Agent Feature Production Readiness Checklist (2026)

Use this checklist before shipping an agent that can take actions (write data, trigger workflows, move money, or deploy code). Target: you can let it run unattended within clearly defined boundaries.

1) Scope & Success Criteria
- Define the workflow in one sentence (e.g., “triage inbound support tickets and draft replies”).
- Define a measurable target (e.g., +20% faster handle time in 30 days, or 15% deflection).
- List explicit non-goals (what the agent must never do).

2) Capabilities & Permissions
- Implement capability-based access (e.g., issue_refund, update_crm_field, open_pr).
- Enforce least-privilege OAuth scopes and short-lived tokens.
- Separate sandbox vs production credentials and environments.
- Require idempotency keys for any write action.

3) Cost, Time, and Loop Controls
- Set per-task ceilings (max tokens, max tool calls, max wall-clock time).
- Set tenant/workspace daily budgets and rate limits.
- Add stop conditions and maximum iteration counts.
- Log cost attribution per task: model spend, tool/API spend, and retries.
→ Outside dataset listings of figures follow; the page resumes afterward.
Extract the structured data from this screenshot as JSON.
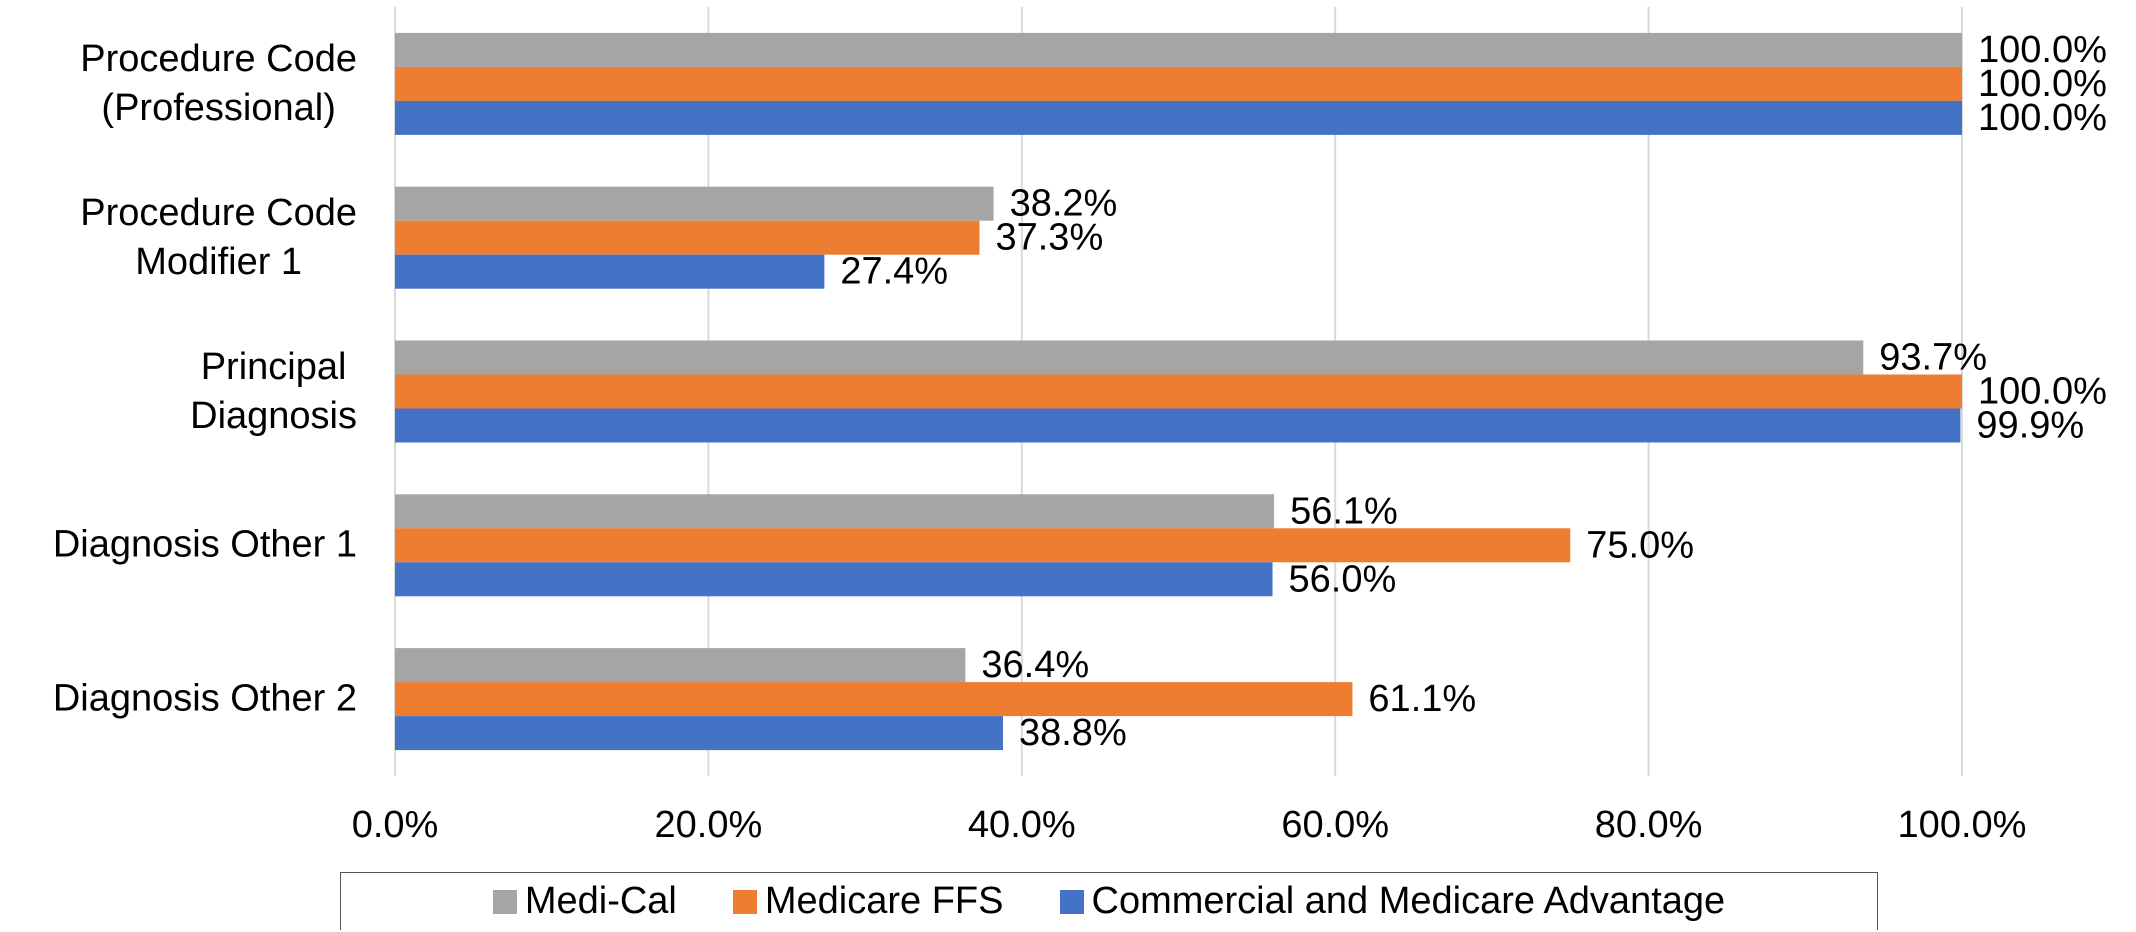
{
  "chart_data": {
    "type": "bar",
    "orientation": "horizontal",
    "categories": [
      "Procedure Code\n(Professional)",
      "Procedure Code\nModifier 1",
      "Principal\nDiagnosis",
      "Diagnosis Other 1",
      "Diagnosis Other 2"
    ],
    "series": [
      {
        "name": "Medi-Cal",
        "color": "#a5a5a5",
        "values": [
          100.0,
          38.2,
          93.7,
          56.1,
          36.4
        ],
        "value_labels": [
          "100.0%",
          "38.2%",
          "93.7%",
          "56.1%",
          "36.4%"
        ]
      },
      {
        "name": "Medicare FFS",
        "color": "#ed7d31",
        "values": [
          100.0,
          37.3,
          100.0,
          75.0,
          61.1
        ],
        "value_labels": [
          "100.0%",
          "37.3%",
          "100.0%",
          "75.0%",
          "61.1%"
        ]
      },
      {
        "name": "Commercial and Medicare Advantage",
        "color": "#4472c4",
        "values": [
          100.0,
          27.4,
          99.9,
          56.0,
          38.8
        ],
        "value_labels": [
          "100.0%",
          "27.4%",
          "99.9%",
          "56.0%",
          "38.8%"
        ]
      }
    ],
    "xlim": [
      0,
      100
    ],
    "xticks": [
      {
        "value": 0,
        "label": "0.0%"
      },
      {
        "value": 20,
        "label": "20.0%"
      },
      {
        "value": 40,
        "label": "40.0%"
      },
      {
        "value": 60,
        "label": "60.0%"
      },
      {
        "value": 80,
        "label": "80.0%"
      },
      {
        "value": 100,
        "label": "100.0%"
      }
    ],
    "grid": true,
    "legend": "bottom"
  }
}
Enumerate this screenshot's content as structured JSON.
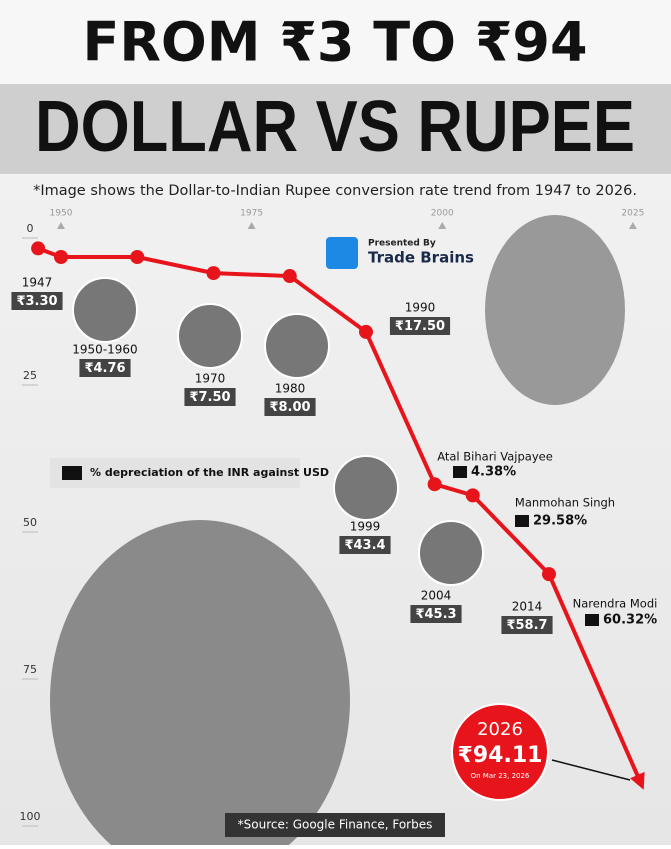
{
  "chart_data": {
    "type": "line",
    "title": "FROM ₹3 TO ₹94",
    "headline": "DOLLAR VS RUPEE",
    "subtitle": "*Image shows the Dollar-to-Indian Rupee conversion rate trend from 1947 to 2026.",
    "presented_by": "Presented By",
    "brand": "Trade Brains",
    "source": "*Source: Google Finance, Forbes",
    "x": [
      1947,
      1950,
      1960,
      1970,
      1980,
      1990,
      1999,
      2004,
      2014,
      2026
    ],
    "point_labels": [
      "1947",
      "1950-1960",
      null,
      "1970",
      "1980",
      "1990",
      "1999",
      "2004",
      "2014",
      "2026"
    ],
    "series": [
      {
        "color": "#e8141b",
        "values": [
          3.3,
          4.76,
          4.76,
          7.5,
          8.0,
          17.5,
          43.4,
          45.3,
          58.7,
          94.11
        ],
        "value_labels": [
          "₹3.30",
          "₹4.76",
          null,
          "₹7.50",
          "₹8.00",
          "₹17.50",
          "₹43.4",
          "₹45.3",
          "₹58.7",
          "₹94.11"
        ]
      }
    ],
    "latest_date": "On Mar 23, 2026",
    "xlim": [
      1942,
      2030
    ],
    "xticks": [
      1950,
      1975,
      2000,
      2025
    ],
    "ylim": [
      0,
      100
    ],
    "yticks": [
      0,
      25,
      50,
      75,
      100
    ],
    "y_inverted": true,
    "depreciation": {
      "label": "% depreciation of the INR against USD",
      "items": [
        {
          "name": "Atal Bihari Vajpayee",
          "value": 4.38,
          "value_label": "4.38%"
        },
        {
          "name": "Manmohan Singh",
          "value": 29.58,
          "value_label": "29.58%"
        },
        {
          "name": "Narendra Modi",
          "value": 60.32,
          "value_label": "60.32%"
        }
      ]
    }
  }
}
4) Tool Contracts & Reliability
- Define tool schemas strictly; validate inputs/outputs.
- Version tools and prompts; ship behind flags.
- Add circuit breakers and retries with exponential backoff.
- Track tool success rate, p95 latency, and rate-limit errors.

5) Observability & Audit Trail (“Flight Recorder”)
- Store structured traces: inputs, retrieved sources (with IDs), decisions, tool parameters, outputs.
- Redact/limit sensitive payloads; document retention (e.g., 365 days).
- Provide a user-visible execution timeline and outcomes.

6) Human Oversight & Reversibility
- Use diff-first review for state changes (field diffs, PR diffs, invoice diffs).
- Configure tiered approvals (by risk level, dollar amount, environment).
- Provide undo/rollback where possible (revert PR, compensating transaction).
- Track override rate and rollback rate.

7) Evaluation & Release Safety
- Build a replay harness to rerun tasks against new models/policies.
- Maintain a small “golden set” plus ongoing production sampling.
- Alert on regressions: completion rate, escalation rate, policy denials, error types.
- Run A/B tests for thresholds (confidence gating vs human review load).

8) Rollout Plan
- Phase 1: Draft-only suggestions.
- Phase 2: Assisted execution (reversible writes) + approvals.
- Phase 3: Delegated execution in scoped domains (e.g., under $50, staging only).
- Phase 4: Managed autonomy with customer-configurable policies and SLAs.

If you can’t answer “Who approved this?”, “What changed?”, “How do we undo it?”, and “How much did it cost?” you’re not ready to ship.